Modern humans have crossed paths with at least five groups of archaic humans

A new study published in the Proceedings of the National Academy of Sciences (PNAS) gives us some details on the so-called blending events that have seen modern men join different groups of archaic humans in the course of their history following their departure from Africa.

It is thought that modern human beings crossed with at least five different archaic human groups in the course of their history that saw them move from Africa through Eurasia to Southeast Asia and beyond. Two of these archaic groups are known: the Neanderthals and the Denisovans group. The others remain unknown although DNA analysis shows the union of our ancestors with other different populations.

In particular, according to the researchers, it was the area of ​​South-East Asia that was a “hotbed of diversity.” As João Teixeira, a researcher at the University of Adelaide, specifies the first author of the study, “These archaic groups were widespread and genetically different and survive in each of us. Their story is an integral part of what we have become.”

An example is given by the fact that today’s populations show in their DNA about 2% of the DNA of the Neanderthals. This, and other genetic data, shows that mixing with Neanderthals must have taken place almost immediately after our ancestors left Africa, in a period between about 50,000 and 55,000 years ago somewhere in the Middle Orient. However, our ancestors, traveling further east, met and mixed with other different groups of humans.

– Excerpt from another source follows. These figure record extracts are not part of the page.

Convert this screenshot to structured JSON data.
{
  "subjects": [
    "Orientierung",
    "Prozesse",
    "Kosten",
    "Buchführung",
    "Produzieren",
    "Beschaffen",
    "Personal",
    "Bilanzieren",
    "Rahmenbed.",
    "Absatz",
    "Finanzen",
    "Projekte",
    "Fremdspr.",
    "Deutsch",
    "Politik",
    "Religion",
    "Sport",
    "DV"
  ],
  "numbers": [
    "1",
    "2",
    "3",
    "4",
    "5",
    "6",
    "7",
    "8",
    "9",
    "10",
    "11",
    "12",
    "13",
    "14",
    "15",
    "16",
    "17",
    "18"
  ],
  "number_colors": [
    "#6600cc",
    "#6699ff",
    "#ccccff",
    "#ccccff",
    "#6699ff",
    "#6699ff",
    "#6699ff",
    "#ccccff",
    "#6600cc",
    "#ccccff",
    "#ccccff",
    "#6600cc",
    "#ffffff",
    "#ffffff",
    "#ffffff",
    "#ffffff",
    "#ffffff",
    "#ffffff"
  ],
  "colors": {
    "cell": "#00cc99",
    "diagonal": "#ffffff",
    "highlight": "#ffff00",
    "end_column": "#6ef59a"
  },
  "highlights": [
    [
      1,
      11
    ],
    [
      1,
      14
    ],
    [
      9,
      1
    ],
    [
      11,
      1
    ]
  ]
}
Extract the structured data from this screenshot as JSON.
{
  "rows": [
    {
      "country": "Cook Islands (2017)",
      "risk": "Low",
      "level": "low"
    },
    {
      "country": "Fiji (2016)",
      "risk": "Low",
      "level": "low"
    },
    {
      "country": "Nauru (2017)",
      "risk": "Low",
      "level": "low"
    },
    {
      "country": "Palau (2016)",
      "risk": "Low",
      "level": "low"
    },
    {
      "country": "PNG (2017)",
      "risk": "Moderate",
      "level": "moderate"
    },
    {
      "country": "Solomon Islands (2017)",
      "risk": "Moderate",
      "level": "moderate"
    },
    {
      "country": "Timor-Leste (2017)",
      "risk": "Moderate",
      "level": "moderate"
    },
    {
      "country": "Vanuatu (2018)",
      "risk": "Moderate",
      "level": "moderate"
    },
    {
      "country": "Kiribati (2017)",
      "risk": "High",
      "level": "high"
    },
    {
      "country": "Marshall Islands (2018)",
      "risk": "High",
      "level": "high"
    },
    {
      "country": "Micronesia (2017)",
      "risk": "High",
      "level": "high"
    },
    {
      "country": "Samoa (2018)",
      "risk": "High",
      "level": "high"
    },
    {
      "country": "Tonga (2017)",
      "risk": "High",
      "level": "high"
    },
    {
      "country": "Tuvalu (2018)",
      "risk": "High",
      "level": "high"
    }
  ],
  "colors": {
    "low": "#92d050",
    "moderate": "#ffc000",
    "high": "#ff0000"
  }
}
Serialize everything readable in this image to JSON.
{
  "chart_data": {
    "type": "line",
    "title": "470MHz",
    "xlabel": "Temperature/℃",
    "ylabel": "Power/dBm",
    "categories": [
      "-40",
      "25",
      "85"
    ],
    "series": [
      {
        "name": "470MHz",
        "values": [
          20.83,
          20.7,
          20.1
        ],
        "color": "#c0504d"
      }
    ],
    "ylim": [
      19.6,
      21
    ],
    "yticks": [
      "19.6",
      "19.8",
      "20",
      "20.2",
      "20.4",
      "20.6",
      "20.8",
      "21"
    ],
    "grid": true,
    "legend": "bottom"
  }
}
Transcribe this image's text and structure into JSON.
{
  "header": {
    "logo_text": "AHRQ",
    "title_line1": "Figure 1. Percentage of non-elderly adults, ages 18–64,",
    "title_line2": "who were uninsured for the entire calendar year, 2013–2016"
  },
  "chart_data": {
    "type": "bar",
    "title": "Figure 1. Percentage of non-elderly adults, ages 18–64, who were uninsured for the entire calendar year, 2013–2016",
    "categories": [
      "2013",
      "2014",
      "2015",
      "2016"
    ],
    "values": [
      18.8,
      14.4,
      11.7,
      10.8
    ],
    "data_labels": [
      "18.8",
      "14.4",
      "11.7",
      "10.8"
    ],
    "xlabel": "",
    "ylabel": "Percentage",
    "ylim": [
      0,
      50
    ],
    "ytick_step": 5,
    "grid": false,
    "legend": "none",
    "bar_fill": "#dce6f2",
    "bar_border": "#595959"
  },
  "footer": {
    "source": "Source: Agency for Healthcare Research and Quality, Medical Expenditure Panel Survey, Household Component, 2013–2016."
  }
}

Using various information regarding these migratory routes, the researchers concluded that an important mixing event must have occurred in the areas of southern Asia, in Southeast Asia, with a group that was named “Hominino Estinto 1.” Other crossings, probably of lesser incidence, must then have taken place in East Asia, in the Philippines and near the island of Flores, Indonesia, with another group that the same researchers called “Hominino Estinto 2.”

This information shows that the history of our ancestors once they left Africa seems to be much more complex than I previously deduced and that the South East Asian region played a very important role in the mixing events that led to modern men thanks also to a relative geographical isolation of these populations for hundreds of thousands of years.

Furthermore, this information also suggests that the disappearance of these archaic human populations occurred substantially coinciding with the arrival of modern humans.